By turning to the running game, the Commanders won six games in a seven-week span to put them in the playoff conversation before they came unglued in December. Washington went 1-3-1 in its final five games, its lone win coming in a meaningless season finale started by rookie quarterback Sam Howell, to tumble out of postseason contention as it finished 8-8-1.

“I thought we [found our identity in Week 10] when we won in Philadelphia,” left tackle Charles Leno Jr. said. “I felt like that was our identity. We started to get on a winning streak after that, and at times we got away from that for whatever reason. I don’t know what the reason may be, but that’s not my job. I just got to go out and do mine.”

That identity is one Rivera and General Manager Martin Mayhew said they intend to get back to as they retool the roster again this offseason. In a wide-ranging end-of-season news conference Tuesday, held just hours before Turner was let go, the pair said they had intended for the offense to be a run-first system led by Robinson and Antonio Gibson.

“We did a lot of work on Carson,” Mayhew said. “We knew a lot about him – the good, the bad, the ugly. We thought he was a good fit for how we wanted to play football. We weren’t able to play the style of ball we wanted to play the first couple of games. … Didn’t have [Robinson], didn’t have the run game going the way that we wanted it going. We were 2-to-1 pass-run, which is not our formula. As you saw, this last game, we were 2-to-1 run-pass. … That’s how we want to play.”

Mayhew and Rivera said their emphasis on the running game is a philosophical belief rooted in their experience and is not a default approach because of inconsistent quarterback play.

“For me, it is. I’ve been involved with that,” Rivera said. “… We need to control the tempo of the game. I do believe in a two-back system. … We’ve got some talented positions, and we’ve got to be able to get the ball in those guys’ hands.”

The problem with that: Washington’s offense seemingly was constructed with a focus on the passing game. Not only did the Commanders trade for Wentz, they drafted a wide receiver, Jahan Dotson, in the first round.

“I thought last year we had a chance to take a step, and I do think we took a step,” Rivera said. “Am I disappointed we didn’t get in the playoffs? Darn right I am. We had an opportunity to control our own destiny, and we didn’t do the things that we needed to at the right time. But there were some things that we can’t control. So the best thing we can do is control what we can, and that’s the growth and development of our players.”

To stick with the run-first philosophy, Washington’s offseason priorities will include improving the interior of the offensive line, which endured a drop-off in play after parting with guards Brandon Scherff and Ereck Flowers a year ago.

On the other side of the ball, the Commanders hope to add youth and depth in the secondary and must consider the future of Daron Payne, one of their standout defensive tackles. The 2018 first-round pick will be a free agent in March if Washington doesn’t re-sign or franchise tag him. A long-term deal would force Washington to allocate even more salary cap resources to the defensive line; it already has paid fellow tackle Jonathan Allen and soon faces decisions on ends Montez Sweat and Chase Young.

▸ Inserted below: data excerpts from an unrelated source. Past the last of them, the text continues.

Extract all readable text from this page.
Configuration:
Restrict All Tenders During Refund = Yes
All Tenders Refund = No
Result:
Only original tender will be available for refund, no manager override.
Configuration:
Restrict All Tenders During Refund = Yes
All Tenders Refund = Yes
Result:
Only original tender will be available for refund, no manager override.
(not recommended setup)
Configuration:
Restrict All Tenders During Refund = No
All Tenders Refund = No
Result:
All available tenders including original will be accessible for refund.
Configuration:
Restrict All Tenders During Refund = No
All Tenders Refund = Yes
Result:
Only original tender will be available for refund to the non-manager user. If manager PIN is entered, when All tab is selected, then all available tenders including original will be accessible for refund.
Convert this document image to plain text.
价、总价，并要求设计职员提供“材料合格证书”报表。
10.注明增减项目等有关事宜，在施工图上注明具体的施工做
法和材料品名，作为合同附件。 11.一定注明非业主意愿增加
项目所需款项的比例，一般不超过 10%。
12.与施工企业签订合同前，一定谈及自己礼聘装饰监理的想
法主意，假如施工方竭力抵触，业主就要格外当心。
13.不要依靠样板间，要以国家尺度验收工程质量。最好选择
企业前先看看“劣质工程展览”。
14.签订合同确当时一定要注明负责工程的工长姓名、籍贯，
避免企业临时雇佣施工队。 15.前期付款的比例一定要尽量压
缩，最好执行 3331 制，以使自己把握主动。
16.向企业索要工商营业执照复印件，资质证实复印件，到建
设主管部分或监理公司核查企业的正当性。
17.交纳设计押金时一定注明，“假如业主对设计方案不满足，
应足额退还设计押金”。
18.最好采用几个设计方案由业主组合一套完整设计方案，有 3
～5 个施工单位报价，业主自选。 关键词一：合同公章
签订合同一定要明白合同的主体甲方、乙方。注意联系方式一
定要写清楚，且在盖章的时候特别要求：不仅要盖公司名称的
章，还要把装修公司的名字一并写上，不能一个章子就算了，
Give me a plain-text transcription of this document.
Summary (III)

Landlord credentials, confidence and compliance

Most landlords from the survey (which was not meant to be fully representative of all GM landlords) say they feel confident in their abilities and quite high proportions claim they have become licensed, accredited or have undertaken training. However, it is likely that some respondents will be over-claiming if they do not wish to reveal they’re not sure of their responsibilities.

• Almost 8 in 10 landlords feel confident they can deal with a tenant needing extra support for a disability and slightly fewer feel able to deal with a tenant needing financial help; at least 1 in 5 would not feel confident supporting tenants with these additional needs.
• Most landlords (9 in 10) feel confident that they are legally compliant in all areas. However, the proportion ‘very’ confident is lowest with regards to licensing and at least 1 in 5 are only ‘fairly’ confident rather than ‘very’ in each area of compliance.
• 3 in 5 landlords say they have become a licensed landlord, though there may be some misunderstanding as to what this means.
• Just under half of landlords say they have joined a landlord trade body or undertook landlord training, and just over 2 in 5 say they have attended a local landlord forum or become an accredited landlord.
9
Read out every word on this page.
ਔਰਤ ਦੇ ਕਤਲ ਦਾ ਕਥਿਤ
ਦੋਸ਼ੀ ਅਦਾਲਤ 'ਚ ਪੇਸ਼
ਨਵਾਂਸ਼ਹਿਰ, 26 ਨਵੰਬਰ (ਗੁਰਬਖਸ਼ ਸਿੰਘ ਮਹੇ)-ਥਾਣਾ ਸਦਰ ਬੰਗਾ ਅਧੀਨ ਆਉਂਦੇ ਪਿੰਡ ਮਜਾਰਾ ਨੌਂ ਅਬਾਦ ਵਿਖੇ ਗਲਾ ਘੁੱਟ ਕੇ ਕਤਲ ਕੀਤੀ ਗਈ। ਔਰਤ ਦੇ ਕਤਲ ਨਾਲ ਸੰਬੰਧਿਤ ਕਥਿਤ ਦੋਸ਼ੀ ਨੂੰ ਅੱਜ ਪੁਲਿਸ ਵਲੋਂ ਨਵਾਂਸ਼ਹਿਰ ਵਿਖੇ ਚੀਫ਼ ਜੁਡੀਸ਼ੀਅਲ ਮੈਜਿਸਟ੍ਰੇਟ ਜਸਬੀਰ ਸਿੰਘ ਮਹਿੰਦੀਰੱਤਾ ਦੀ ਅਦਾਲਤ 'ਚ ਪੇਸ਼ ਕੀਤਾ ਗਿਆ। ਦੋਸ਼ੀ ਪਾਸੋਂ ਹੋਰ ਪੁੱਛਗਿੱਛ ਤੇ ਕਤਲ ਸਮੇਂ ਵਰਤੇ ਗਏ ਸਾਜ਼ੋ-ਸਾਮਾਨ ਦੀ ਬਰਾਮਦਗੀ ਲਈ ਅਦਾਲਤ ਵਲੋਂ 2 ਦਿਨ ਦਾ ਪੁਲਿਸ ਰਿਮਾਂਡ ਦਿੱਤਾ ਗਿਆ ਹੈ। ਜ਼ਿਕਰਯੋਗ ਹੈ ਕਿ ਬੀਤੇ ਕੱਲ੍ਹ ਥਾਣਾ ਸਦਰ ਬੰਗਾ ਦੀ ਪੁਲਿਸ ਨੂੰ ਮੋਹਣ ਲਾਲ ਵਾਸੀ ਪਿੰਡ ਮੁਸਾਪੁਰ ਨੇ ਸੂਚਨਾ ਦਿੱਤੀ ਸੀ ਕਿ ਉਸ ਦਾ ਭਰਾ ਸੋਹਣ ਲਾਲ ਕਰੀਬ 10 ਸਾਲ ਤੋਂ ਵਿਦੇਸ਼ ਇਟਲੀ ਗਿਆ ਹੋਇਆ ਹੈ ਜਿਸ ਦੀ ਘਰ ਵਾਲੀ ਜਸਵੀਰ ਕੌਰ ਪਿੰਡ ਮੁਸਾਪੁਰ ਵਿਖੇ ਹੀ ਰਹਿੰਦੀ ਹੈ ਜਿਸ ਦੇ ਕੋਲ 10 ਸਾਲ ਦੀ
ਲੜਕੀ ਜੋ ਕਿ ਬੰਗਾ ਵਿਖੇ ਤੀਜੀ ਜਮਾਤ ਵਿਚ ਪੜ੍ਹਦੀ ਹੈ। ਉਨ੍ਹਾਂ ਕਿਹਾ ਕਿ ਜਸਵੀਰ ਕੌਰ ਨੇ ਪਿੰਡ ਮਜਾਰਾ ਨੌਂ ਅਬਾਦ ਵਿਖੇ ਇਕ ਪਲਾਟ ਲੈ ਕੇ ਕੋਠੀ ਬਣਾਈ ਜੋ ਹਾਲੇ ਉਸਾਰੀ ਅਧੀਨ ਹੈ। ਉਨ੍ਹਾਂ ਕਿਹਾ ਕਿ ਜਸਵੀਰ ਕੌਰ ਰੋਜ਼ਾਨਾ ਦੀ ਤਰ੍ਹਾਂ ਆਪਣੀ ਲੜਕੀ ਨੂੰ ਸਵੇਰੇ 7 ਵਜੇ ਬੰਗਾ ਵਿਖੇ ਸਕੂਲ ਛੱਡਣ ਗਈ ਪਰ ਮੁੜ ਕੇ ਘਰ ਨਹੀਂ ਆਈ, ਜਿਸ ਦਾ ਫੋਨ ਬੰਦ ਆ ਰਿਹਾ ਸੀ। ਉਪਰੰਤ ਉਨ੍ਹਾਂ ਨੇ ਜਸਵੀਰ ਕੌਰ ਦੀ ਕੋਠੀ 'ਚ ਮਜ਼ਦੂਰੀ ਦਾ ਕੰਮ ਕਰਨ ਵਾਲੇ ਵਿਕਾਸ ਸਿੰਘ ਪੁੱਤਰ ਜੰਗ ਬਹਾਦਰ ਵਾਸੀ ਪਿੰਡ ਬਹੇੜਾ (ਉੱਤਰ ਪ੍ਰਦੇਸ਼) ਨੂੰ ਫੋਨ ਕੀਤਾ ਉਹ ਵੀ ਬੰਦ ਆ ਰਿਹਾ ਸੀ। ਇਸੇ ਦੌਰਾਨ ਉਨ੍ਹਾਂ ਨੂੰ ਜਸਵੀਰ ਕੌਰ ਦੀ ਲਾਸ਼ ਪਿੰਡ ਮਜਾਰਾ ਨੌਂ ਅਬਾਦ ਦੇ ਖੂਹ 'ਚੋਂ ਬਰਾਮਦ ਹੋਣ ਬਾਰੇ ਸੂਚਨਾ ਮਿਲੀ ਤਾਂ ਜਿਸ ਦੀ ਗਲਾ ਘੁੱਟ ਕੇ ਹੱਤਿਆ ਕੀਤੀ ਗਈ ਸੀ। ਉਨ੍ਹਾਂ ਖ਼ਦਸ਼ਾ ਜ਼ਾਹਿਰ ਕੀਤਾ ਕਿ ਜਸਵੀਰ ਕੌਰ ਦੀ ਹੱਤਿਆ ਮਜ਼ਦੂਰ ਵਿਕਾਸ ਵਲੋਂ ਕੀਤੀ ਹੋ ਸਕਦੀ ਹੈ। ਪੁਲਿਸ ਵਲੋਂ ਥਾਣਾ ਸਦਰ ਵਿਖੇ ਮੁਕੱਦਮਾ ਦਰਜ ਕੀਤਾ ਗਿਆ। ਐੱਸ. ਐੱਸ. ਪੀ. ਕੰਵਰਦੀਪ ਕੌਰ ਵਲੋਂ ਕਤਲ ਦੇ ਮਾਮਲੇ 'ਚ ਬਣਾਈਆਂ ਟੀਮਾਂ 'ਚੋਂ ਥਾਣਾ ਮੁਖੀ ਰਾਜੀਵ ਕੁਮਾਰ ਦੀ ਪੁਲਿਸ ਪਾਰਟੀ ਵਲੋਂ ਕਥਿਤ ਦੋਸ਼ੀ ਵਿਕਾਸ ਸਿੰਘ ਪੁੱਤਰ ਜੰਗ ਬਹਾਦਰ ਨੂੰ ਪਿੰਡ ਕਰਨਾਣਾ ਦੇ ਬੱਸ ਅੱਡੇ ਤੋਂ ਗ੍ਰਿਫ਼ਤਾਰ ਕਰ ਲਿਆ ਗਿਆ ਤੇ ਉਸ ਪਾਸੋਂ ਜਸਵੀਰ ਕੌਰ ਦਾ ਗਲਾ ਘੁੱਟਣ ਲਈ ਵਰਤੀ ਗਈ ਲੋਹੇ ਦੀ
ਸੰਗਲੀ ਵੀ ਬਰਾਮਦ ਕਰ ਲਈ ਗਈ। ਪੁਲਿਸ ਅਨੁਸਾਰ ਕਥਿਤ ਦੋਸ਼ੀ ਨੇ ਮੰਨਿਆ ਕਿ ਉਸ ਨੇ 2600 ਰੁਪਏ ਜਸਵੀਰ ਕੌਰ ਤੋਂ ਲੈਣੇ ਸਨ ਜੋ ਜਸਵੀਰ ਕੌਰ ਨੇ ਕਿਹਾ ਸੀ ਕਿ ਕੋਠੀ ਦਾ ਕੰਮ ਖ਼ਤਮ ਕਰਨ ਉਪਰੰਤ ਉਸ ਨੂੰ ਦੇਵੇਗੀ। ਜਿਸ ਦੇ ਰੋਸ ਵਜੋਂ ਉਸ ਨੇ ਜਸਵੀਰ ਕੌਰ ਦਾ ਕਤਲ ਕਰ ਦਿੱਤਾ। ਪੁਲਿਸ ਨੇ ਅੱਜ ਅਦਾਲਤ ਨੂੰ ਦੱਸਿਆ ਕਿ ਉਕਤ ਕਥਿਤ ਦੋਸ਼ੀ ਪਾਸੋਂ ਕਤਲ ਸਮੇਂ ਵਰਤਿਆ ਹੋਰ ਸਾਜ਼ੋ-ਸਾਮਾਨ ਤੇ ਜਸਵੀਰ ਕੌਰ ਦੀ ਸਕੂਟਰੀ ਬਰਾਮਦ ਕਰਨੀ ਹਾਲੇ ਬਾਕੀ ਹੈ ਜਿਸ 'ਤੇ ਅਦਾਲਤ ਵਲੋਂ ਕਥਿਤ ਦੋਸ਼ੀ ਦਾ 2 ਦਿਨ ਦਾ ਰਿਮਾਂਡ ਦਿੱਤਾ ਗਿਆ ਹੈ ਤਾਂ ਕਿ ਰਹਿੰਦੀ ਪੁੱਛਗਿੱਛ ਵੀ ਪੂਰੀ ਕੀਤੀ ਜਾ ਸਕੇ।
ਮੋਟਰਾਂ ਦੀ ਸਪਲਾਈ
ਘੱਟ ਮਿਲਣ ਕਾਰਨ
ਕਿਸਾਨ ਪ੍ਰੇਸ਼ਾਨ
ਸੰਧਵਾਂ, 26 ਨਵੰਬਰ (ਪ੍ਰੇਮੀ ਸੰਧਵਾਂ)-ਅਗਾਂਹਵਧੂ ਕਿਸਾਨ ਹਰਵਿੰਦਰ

“We’re working through that process now,” Mayhew said. “This is an important part of what we’re doing. … It’d be difficult to move forward without him, obviously. We have a plan, and we definitely want to get him back.”

The Commanders are operating with few guarantees.

In November, owners Daniel and Tanya Snyder announced that they had retained a bank to “consider potential transactions” related to the team, and recent indications are that they plan to sell. But when they sell and to whom it could have significant implications for the football side of the business.

Rivera said he plans to meet with the owner on Monday.

“We’re going to do what we’re supposed to do as far as getting ourselves ready to go forward,” Rivera said. “We’ve got to look at what’s coming up in the draft, what’s coming up in free agency. We’ll look at what we have on our roster and finish those evaluations — finish the evaluations of myself, the staff and what we do.”